White House Deputy Press Secretary Sarah Huckabee Sanders downplayed the proposal’s contents, saying during a Friday press briefing that budget figures have not been finalized yet.

“When it comes to the opioid epidemic, I think the president has been extremely clear this is a top priority for him,” she said. “I certainly wouldn’t get ahead of conversations about the budget. We haven’t had a final budget.”

The White House in March established a commission, led by New Jersey Gov. Chris Christie (R), to combat drug addiction. On the campaign trail, President Donald Trump spoke in strong terms about the need to combat the opioid epidemic.
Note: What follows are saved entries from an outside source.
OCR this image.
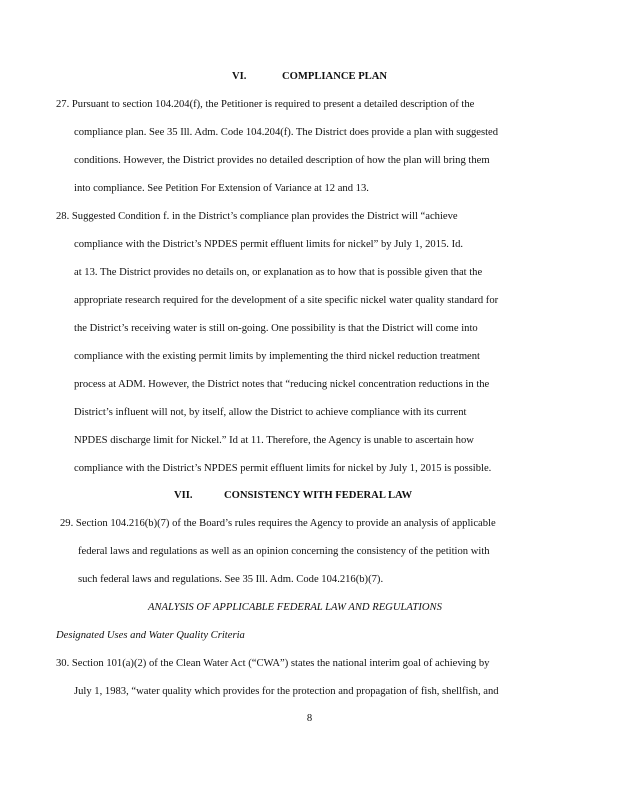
VI.	COMPLIANCE PLAN
27. Pursuant to section 104.204(f), the Petitioner is required to present a detailed description of the
compliance plan. See 35 Ill. Adm. Code 104.204(f). The District does provide a plan with suggested
conditions. However, the District provides no detailed description of how the plan will bring them
into compliance. See Petition For Extension of Variance at 12 and 13.
28. Suggested Condition f. in the District’s compliance plan provides the District will “achieve
compliance with the District’s NPDES permit effluent limits for nickel” by July 1, 2015. Id.
at 13. The District provides no details on, or explanation as to how that is possible given that the
appropriate research required for the development of a site specific nickel water quality standard for
the District’s receiving water is still on-going. One possibility is that the District will come into
compliance with the existing permit limits by implementing the third nickel reduction treatment
process at ADM. However, the District notes that “reducing nickel concentration reductions in the
District’s influent will not, by itself, allow the District to achieve compliance with its current
NPDES discharge limit for Nickel.” Id at 11. Therefore, the Agency is unable to ascertain how
compliance with the District’s NPDES permit effluent limits for nickel by July 1, 2015 is possible.
VII.	CONSISTENCY WITH FEDERAL LAW
29. Section 104.216(b)(7) of the Board’s rules requires the Agency to provide an analysis of applicable
federal laws and regulations as well as an opinion concerning the consistency of the petition with
such federal laws and regulations. See 35 Ill. Adm. Code 104.216(b)(7).
ANALYSIS OF APPLICABLE FEDERAL LAW AND REGULATIONS
Designated Uses and Water Quality Criteria
30. Section 101(a)(2) of the Clean Water Act (“CWA”) states the national interim goal of achieving by
July 1, 1983, “water quality which provides for the protection and propagation of fish, shellfish, and
8
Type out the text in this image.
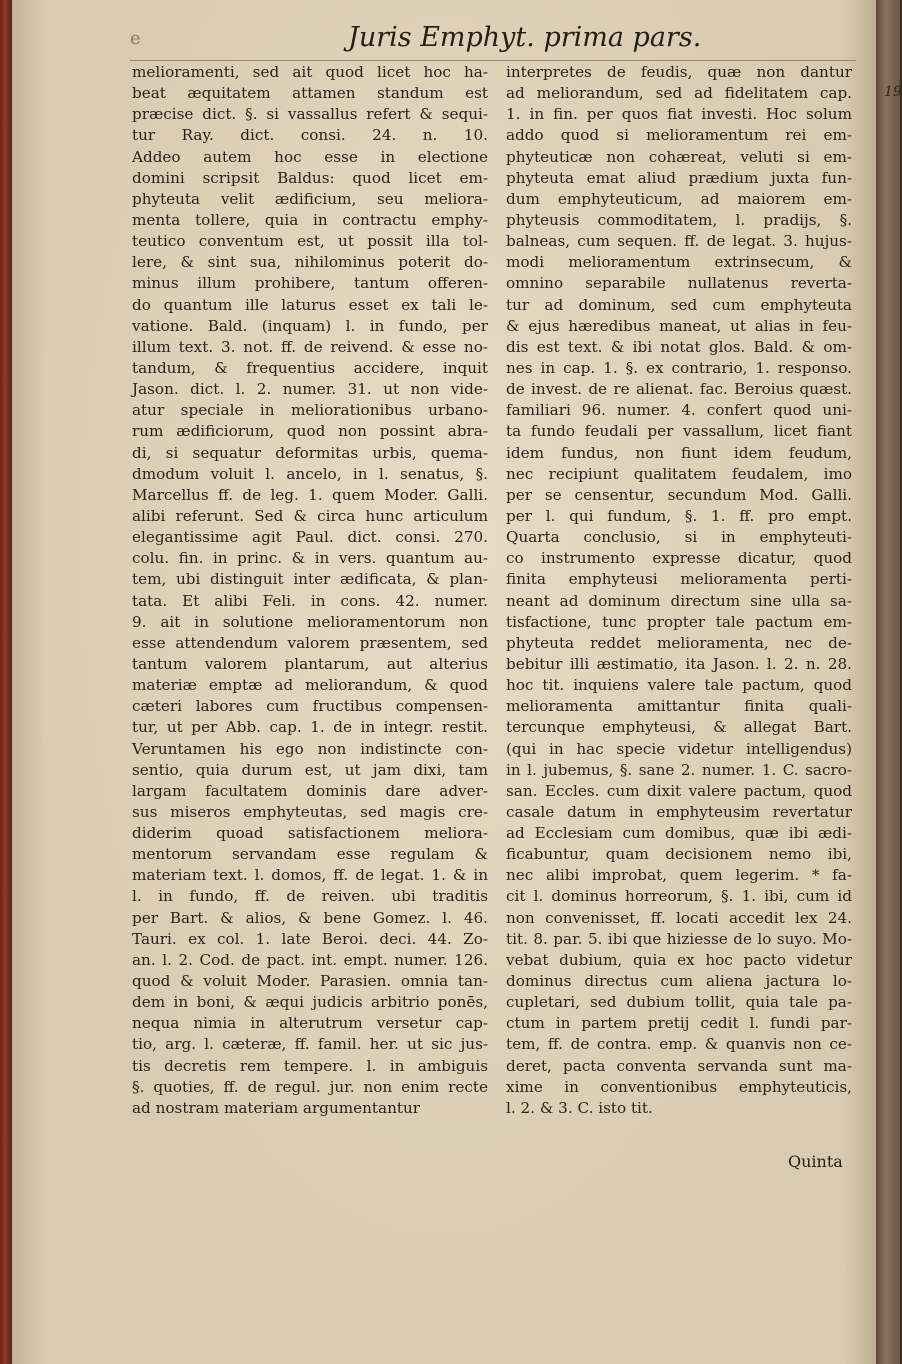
19
e	Juris Emphyt. prima pars.
melioramenti, sed ait quod licet hoc ha-
beat æquitatem attamen standum est
præcise dict. §. si vassallus refert & sequi-
tur Ray. dict. consi. 24. n. 10.
Addeo autem hoc esse in electione
domini scripsit Baldus: quod licet em-
phyteuta velit ædificium, seu meliora-
menta tollere, quia in contractu emphy-
teutico conventum est, ut possit illa tol-
lere, & sint sua, nihilominus poterit do-
minus illum prohibere, tantum offeren-
do quantum ille laturus esset ex tali le-
vatione. Bald. (inquam) l. in fundo, per
illum text. 3. not. ff. de reivend. & esse no-
tandum, & frequentius accidere, inquit
Jason. dict. l. 2. numer. 31. ut non vide-
atur speciale in meliorationibus urbano-
rum ædificiorum, quod non possint abra-
di, si sequatur deformitas urbis, quema-
dmodum voluit l. ancelo, in l. senatus, §.
Marcellus ff. de leg. 1. quem Moder. Galli.
alibi referunt. Sed & circa hunc articulum
elegantissime agit Paul. dict. consi. 270.
colu. fin. in princ. & in vers. quantum au-
tem, ubi distinguit inter ædificata, & plan-
tata. Et alibi Feli. in cons. 42. numer.
9. ait in solutione melioramentorum non
esse attendendum valorem præsentem, sed
tantum valorem plantarum, aut alterius
materiæ emptæ ad meliorandum, & quod
cæteri labores cum fructibus compensen-
tur, ut per Abb. cap. 1. de in integr. restit.
Veruntamen his ego non indistincte con-
sentio, quia durum est, ut jam dixi, tam
largam facultatem dominis dare adver-
sus miseros emphyteutas, sed magis cre-
diderim quoad satisfactionem meliora-
mentorum servandam esse regulam &
materiam text. l. domos, ff. de legat. 1. & in
l. in fundo, ff. de reiven. ubi traditis
per Bart. & alios, & bene Gomez. l. 46.
Tauri. ex col. 1. late Beroi. deci. 44. Zo-
an. l. 2. Cod. de pact. int. empt. numer. 126.
quod & voluit Moder. Parasien. omnia tan-
dem in boni, & æqui judicis arbitrio ponēs,
nequa nimia in alterutrum versetur cap-
tio, arg. l. cæteræ, ff. famil. her. ut sic jus-
tis decretis rem tempere. l. in ambiguis
§. quoties, ff. de regul. jur. non enim recte
ad nostram materiam argumentantur
interpretes de feudis, quæ non dantur
ad meliorandum, sed ad fidelitatem cap.
1. in fin. per quos fiat investi. Hoc solum
addo quod si melioramentum rei em-
phyteuticæ non cohæreat, veluti si em-
phyteuta emat aliud prædium juxta fun-
dum emphyteuticum, ad maiorem em-
phyteusis commoditatem, l. pradijs, §.
balneas, cum sequen. ff. de legat. 3. hujus-
modi melioramentum extrinsecum, &
omnino separabile nullatenus reverta-
tur ad dominum, sed cum emphyteuta
& ejus hæredibus maneat, ut alias in feu-
dis est text. & ibi notat glos. Bald. & om-
nes in cap. 1. §. ex contrario, 1. responso.
de invest. de re alienat. fac. Beroius quæst.
familiari 96. numer. 4. confert quod uni-
ta fundo feudali per vassallum, licet fiant
idem fundus, non fiunt idem feudum,
nec recipiunt qualitatem feudalem, imo
per se censentur, secundum Mod. Galli.
per l. qui fundum, §. 1. ff. pro empt.
Quarta conclusio, si in emphyteuti-
co instrumento expresse dicatur, quod
finita emphyteusi melioramenta perti-
neant ad dominum directum sine ulla sa-
tisfactione, tunc propter tale pactum em-
phyteuta reddet melioramenta, nec de-
bebitur illi æstimatio, ita Jason. l. 2. n. 28.
hoc tit. inquiens valere tale pactum, quod
melioramenta amittantur finita quali-
tercunque emphyteusi, & allegat Bart.
(qui in hac specie videtur intelligendus)
in l. jubemus, §. sane 2. numer. 1. C. sacro-
san. Eccles. cum dixit valere pactum, quod
casale datum in emphyteusim revertatur
ad Ecclesiam cum domibus, quæ ibi ædi-
ficabuntur, quam decisionem nemo ibi,
nec alibi improbat, quem legerim. * fa-
cit l. dominus horreorum, §. 1. ibi, cum id
non convenisset, ff. locati accedit lex 24.
tit. 8. par. 5. ibi que hiziesse de lo suyo. Mo-
vebat dubium, quia ex hoc pacto videtur
dominus directus cum aliena jactura lo-
cupletari, sed dubium tollit, quia tale pa-
ctum in partem pretij cedit l. fundi par-
tem, ff. de contra. emp. & quanvis non ce-
deret, pacta conventa servanda sunt ma-
xime in conventionibus emphyteuticis,
l. 2. & 3. C. isto tit.
Quinta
If the draft ONDCP funding amounts are included in the final White House budget proposal, it would likely face opposition from lawmakers, who determine funding amounts in spending measures. Congress passed the Comprehensive Addiction and Recovery Act last year as part of the 21st Century Cures Act, and lawmakers on both sides of the aisle have been vocal about fighting drug abuse.

Lawmakers have already shown a willingness to buck the administration’s priorities on funding, most recently by including $2 billion for the National Institutes of Health in a spending bill that Trump signed into law Friday even though the president had proposed cutting the agency’s budget.

“We have a heroin and prescription drug crisis in this country and we should be supporting efforts to reverse this tide, not proposing drastic cuts to those who serve on the front lines of this epidemic,” Sen. Rob Portman (R-Ohio), who’s been one of the most outspoken lawmakers on the issue, said in a statement Friday.